En matière civile, l’article 2 du Nouveau Code de procédure civile laisse l’initiative aux parties : il leur incombe « d’accomplir les actes de la procédure dans les formes et délais requis ». Cela ne dispense pourtant pas les tribunaux de veiller à ce que le procès se déroule dans un délai raisonnable. L’article 3 du même Code prescrit d’ailleurs au juge de veiller au bon déroulement de l’instance et l’investit du « pouvoir d’impartir les délais et d’ordonner les mesures nécessaires » (voir arrêt Duclos c. France du 17 décembre 1996, Recueil 1996-VI, n° 25, p. 2180, § 55). Seules les lenteurs imputables à l’Etat peuvent amener à constater un dépassement du « délai raisonnable » (voir arrêt Monnet c. France du 27 octobre 1993, série A n° 273, p. 12, § 30).
La Cour estime en premier lieu que l’affaire présentait une complexité certaine. Outre que les éléments cités dans l’arrêt ci-avant de la Cour de cassation attestent de la complexité en fait et en droit du contentieux, la Cour note que les juridictions nationales ont statué après réalisation de mesures d’instruction approfondies, soit trois expertises médicales avec décision d’adjoindre un nouvel expert aux experts initialement nommés.

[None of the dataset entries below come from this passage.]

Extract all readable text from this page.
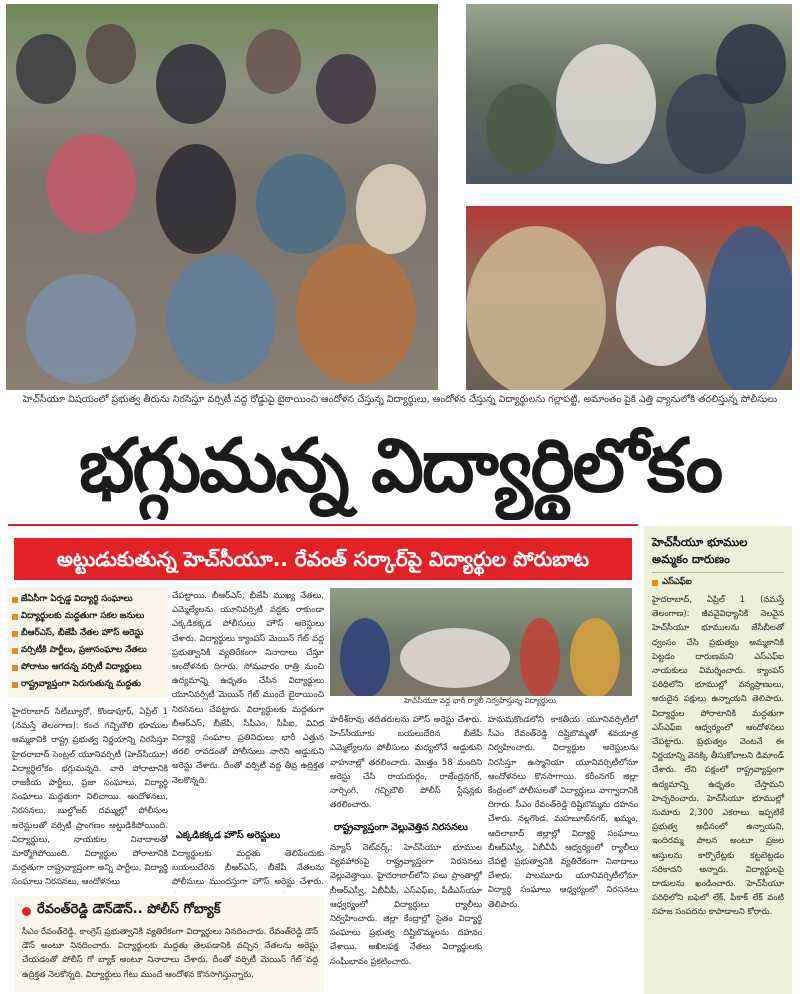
హెచ్‌సీయూ విషయంలో ప్రభుత్వ తీరును నిరసిస్తూ వర్సిటీ వద్ద రోడ్డుపై బైఠాయించి ఆందోళన చేస్తున్న విద్యార్థులు, ఆందోళన చేస్తున్న విద్యార్థులను గల్లాపట్టి, అమాంతం పైకి ఎత్తి వ్యానులోకి తరలిస్తున్న పోలీసులు
భగ్గుమన్న విద్యార్థిలోకం
అట్టుడుకుతున్న హెచ్‌సీయూ.. రేవంత్ సర్కార్‌పై విద్యార్థుల పోరుబాట
జేఏసీగా ఏర్పడ్డ విద్యార్థి సంఘాలు
విద్యార్థులకు మద్దతుగా సకల జనులు
బీఆర్‌ఎస్, బీజేపీ నేతల హౌస్ అరెస్టు
వర్సిటీకి పార్టీలు, ప్రజాసంఘాల నేతలు
పోరాటం ఆగదన్న వర్సిటీ విద్యార్థులు
రాష్ట్రవ్యాప్తంగా పెరుగుతున్న మద్దతు
హైదరాబాద్ సిటీబ్యూరో, కొండాపూర్, ఏప్రిల్ 1 (నమస్తే తెలంగాణ): కంచ గచ్చిబౌలి భూముల అమ్మకానికి రాష్ట్ర ప్రభుత్వ నిర్ణయాన్ని నిరసిస్తూ హైదరాబాద్ సెంట్రల్ యూనివర్సిటీ (హెచ్‌సీయూ) విద్యార్థిలోకం భగ్గుమన్నది. వారి పోరాటానికి రాజకీయ పార్టీలు, ప్రజా సంఘాలు, విద్యార్థి సంఘాలు మద్దతుగా నిలిచాయి. ఆందోళనలు, నిరసనలు, బుల్డోజర్ దమ్ముల్లో పోలీసుల అరెస్టులతో వర్సిటీ ప్రాంగణం అట్టుడికిపోయింది. విద్యార్థులు, నాయకుల నినాదాలతో మార్మోగిపోయింది. విద్యార్థుల పోరాటానికి మద్దతుగా రాష్ట్రవ్యాప్తంగా అన్ని పార్టీలు, విద్యార్థి సంఘాలు నిరసనలు, ఆందోళనలు
చేపట్టాయి. బీఆర్‌ఎస్, బీజేపీ ముఖ్య నేతలు, ఎమ్మెల్యేలను యూనివర్సిటీ వద్దకు రాకుండా ఎక్కడికక్కడ పోలీసులు హౌస్ అరెస్టులు చేశారు. విద్యార్థులు క్యాంపస్ మెయిన్ గేట్ వద్ద ప్రభుత్వానికి వ్యతిరేకంగా నినాదాలు చేస్తూ ఆందోళనకు దిగారు. సోమవారం రాత్రి నుంచి ఉద్యమాన్ని ఉధృతం చేసిన విద్యార్థులు యూనివర్సిటీ మెయిన్ గేట్ ముందే బైఠాయించి నిరసనలు చేపట్టారు. విద్యార్థులకు మద్దతుగా బీఆర్‌ఎస్, బీజేపీ, సీపీఎం, సీపీఐ, వివిధ విద్యార్థి సంఘాల ప్రతినిధులు భారీ ఎత్తున తరలి రావడంతో పోలీసులు వారిని అడ్డుకుని అరెస్టు చేశారు. దీంతో వర్సిటీ వద్ద తీవ్ర ఉద్రిక్తత నెలకొన్నది.
ఎక్కడికక్కడ హౌస్ అరెస్టులు
విద్యార్థులకు మద్దతు తెలిపేందుకు బయలుదేరిన బీఆర్‌ఎస్, బీజేపీ నేతలను పోలీసులు ముందస్తుగా హౌస్ అరెస్టు చేశారు.
హెచ్‌సీయూ వద్ద భారీ ర్యాలీ నిర్వహిస్తున్న విద్యార్థులు
హరీశ్‌రావు తదితరులను హౌస్ అరెస్టు చేశారు. హెచ్‌సీయూకు బయలుదేరిన బీజేపీ ఎమ్మెల్యేలను పోలీసులు మధ్యలోనే అడ్డుకుని వాహనాల్లో తరలించారు. మొత్తం 58 మందిని అరెస్టు చేసి రాయదుర్గం, రాజేంద్రనగర్, నార్సింగి, గచ్చిబౌలి పోలీస్ స్టేషన్లకు తరలించారు.
రాష్ట్రవ్యాప్తంగా వెల్లువెత్తిన నిరసనలు
న్యూస్ నెట్‌వర్క్: హెచ్‌సీయూ భూముల వ్యవహారంపై రాష్ట్రవ్యాప్తంగా నిరసనలు వెల్లువెత్తాయి. హైదరాబాద్‌లోని పలు ప్రాంతాల్లో బీఆర్‌ఎస్వీ, ఏబీవీపీ, ఎస్‌ఎఫ్‌ఐ, పీడీఎస్‌యూ ఆధ్వర్యంలో విద్యార్థులు ర్యాలీలు నిర్వహించారు. జిల్లా కేంద్రాల్లో సైతం విద్యార్థి సంఘాలు ప్రభుత్వ దిష్టిబొమ్మలను దహనం చేశాయి. అఖిలపక్ష నేతలు విద్యార్థులకు సంఘీభావం ప్రకటించారు.
హనుమకొండలోని కాకతీయ యూనివర్సిటీలో సీఎం రేవంత్‌రెడ్డి దిష్టిబొమ్మతో శవయాత్ర నిర్వహించారు. విద్యార్థుల అరెస్టులను నిరసిస్తూ ఉస్మానియా యూనివర్సిటీలోనూ ఆందోళనలు కొనసాగాయి. కరీంనగర్ జిల్లా కేంద్రంలో పోలీసులతో విద్యార్థులు వాగ్వాదానికి దిగారు. సీఎం రేవంత్‌రెడ్డి దిష్టిబొమ్మను దహనం చేశారు. నల్లగొండ, మహబూబ్‌నగర్, ఖమ్మం, ఆదిలాబాద్ జిల్లాల్లో విద్యార్థి సంఘాలు బీఆర్‌ఎస్వీ, ఏబీవీపీ ఆధ్వర్యంలో ర్యాలీలు చేపట్టి ప్రభుత్వానికి వ్యతిరేకంగా నినాదాలు చేశారు. పాలమూరు యూనివర్సిటీలోనూ విద్యార్థి సంఘాలు ఆధ్వర్యంలో నిరసనలు తెలిపారు.
రేవంత్‌రెడ్డి డౌన్‌డౌన్.. పోలీస్ గోబ్యాక్
సీఎం రేవంత్‌రెడ్డి, కాంగ్రెస్ ప్రభుత్వానికి వ్యతిరేకంగా విద్యార్థులు నినదించారు. రేవంత్‌రెడ్డి డౌన్ డౌన్ అంటూ నినదించారు. విద్యార్థులకు మద్దతు తెలపడానికి వచ్చిన నేతలను అరెస్టు చేయడంతో పోలీస్ గో బ్యాక్ అంటూ నినాదాలు చేశారు. దీంతో వర్సిటీ మెయిన్ గేట్ వద్ద ఉద్రిక్తత నెలకొన్నది. విద్యార్థులు గేటు ముందే ఆందోళన కొనసాగిస్తున్నారు.
హెచ్‌సీయూ భూముల అమ్మకం దారుణం
ఎస్‌ఎఫ్‌ఐ
హైదరాబాద్, ఏప్రిల్ 1 (నమస్తే తెలంగాణ): జీవవైవిధ్యానికి నెలవైన హెచ్‌సీయూ భూములను జేసీబీలతో ధ్వంసం చేసి ప్రభుత్వం అమ్మకానికి పెట్టడం దారుణమని ఎస్‌ఎఫ్‌ఐ నాయకులు విమర్శించారు. క్యాంపస్ పరిధిలోని భూముల్లో వన్యప్రాణులు, అరుదైన పక్షులు ఉన్నాయని తెలిపారు. విద్యార్థుల పోరాటానికి మద్దతుగా ఎస్‌ఎఫ్‌ఐ ఆధ్వర్యంలో ఆందోళనలు చేపట్టారు. ప్రభుత్వం వెంటనే ఈ నిర్ణయాన్ని వెనక్కి తీసుకోవాలని డిమాండ్ చేశారు. లేని పక్షంలో రాష్ట్రవ్యాప్తంగా ఉద్యమాన్ని ఉధృతం చేస్తామని హెచ్చరించారు. హెచ్‌సీయూ భూముల్లో సుమారు 2,300 ఎకరాలు ఇప్పటికే ప్రభుత్వ అధీనంలో ఉన్నాయని, ఇందిరమ్మ పాలన అంటూ ప్రజల ఆస్తులను కార్పొరేట్లకు కట్టబెట్టడం సరికాదని అన్నారు. విద్యార్థులపై దాడులను ఖండించారు. హెచ్‌సీయూ పరిధిలోని బఫెలో లేక్, పీకాక్ లేక్ వంటి సహజ సంపదను కాపాడాలని కోరారు.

La Cour estime que la durée de la procédure s’explique, en second lieu, par le comportement des parties, en particulier du requérant, devant la cour d’appel. Il ressort de la chronologie des actes de la procédure devant cette cour que les parties tardèrent fréquemment à déposer leurs conclusions et à se communiquer les pièces demandées, ce qui entraîna immanquablement l’intervention d’actes de procédure supplémentaires dans la mise en état de l’affaire. Ainsi, une audience en incident de procédure fut organisée du fait du refus du requérant de communiquer certaines pièces malgré les lettres de rappel du conseiller de la mise en l’état. Par ailleurs, le docteur V. changea de conseil en cours de procédure, ce qui entraîna le report de l’ordonnance de clôture devant la cour d’appel. Enfin, l’affaire, du fait du retard mis par le requérant à déposer ses écritures, fit l’objet de la part du conseiller de la mise en état de deux menaces de radiation, le 15 février puis le 2 mai 1994, alors que le 13 octobre 1993 déjà, le conseil du requérant avait reçu une injonction de conclure. Bref, le comportement du requérant et/ou des personnes qui l’ont assisté a été la cause d’une partie non négligeable du délai enregistré.

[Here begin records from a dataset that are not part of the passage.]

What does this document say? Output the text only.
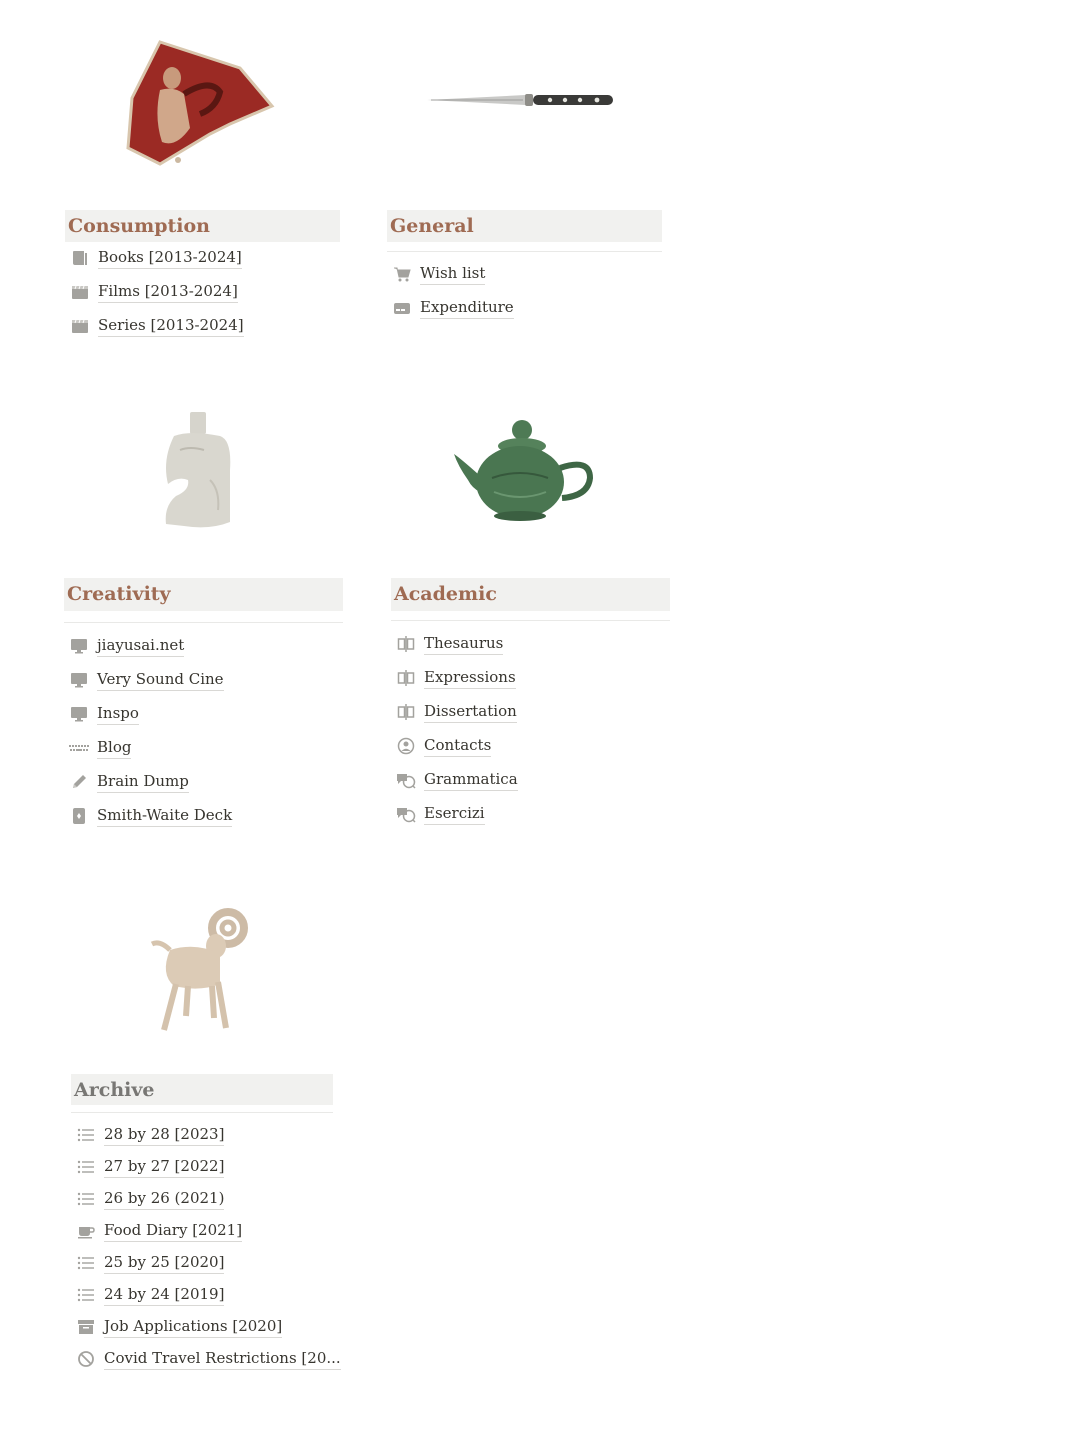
Consumption
Books [2013-2024]
Films [2013-2024]
Series [2013-2024]
General
Wish list
Expenditure
Creativity
jiayusai.net
Very Sound Cine
Inspo
Blog
Brain Dump
Smith-Waite Deck
Academic
Thesaurus
Expressions
Dissertation
Contacts
Grammatica
Esercizi
Archive
28 by 28 [2023]
27 by 27 [2022]
26 by 26 (2021)
Food Diary [2021]
25 by 25 [2020]
24 by 24 [2019]
Job Applications [2020]
Covid Travel Restrictions [20...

La Cour relève en dernier lieu que les autorités judiciaires ont, pour leur part, conduit la procédure à une cadence raisonnable. Elles montrèrent une diligence particulière en première instance et ne manquèrent pas de diligence devant la Cour de cassation. Devant la cour d’appel, le conseiller de la mise en état veilla au bon déroulement de l’instance en suivant de près les travaux d’expertise et les délais pour le dépôt des conclusions par les parties ; il usa régulièrement de son pouvoir d’injonction pour faire respecter les délais par les parties, ainsi que de son pouvoir d’ordonner les mesures nécessaires à l’échange diligent de pièces entre les parties ; en outre, il fixa l’audience le jour même de la clôture de l’instruction. Enfin, la cour d’appel rendit son arrêt à bref délai après l’audience.
Dès lors, la Cour considère qu’en l’espèce la justice n’a pas été « administrée avec des retards propres à en compromettre l’efficacité et la crédibilité » (par exemple, arrêt Katte Klitsche de la Grange c. Italie du 27 octobre 1994, série A n° 293-B, p. 39, § 61). Examinant la procédure dans son ensemble, la Cour n’a relevé aucun manquement au devoir de diligence incombant aux autorités judiciaires au sens de l’article 6 § 1 de la Convention.
Il s’ensuit que la requête doit être rejetée pour défaut manifeste de fondement, en application de l’article 35 §§ 3 et 4 de la Convention.
Par ces motifs, la Cour, à l’unanimité,
Déclare la requête irrecevable pour le surplus.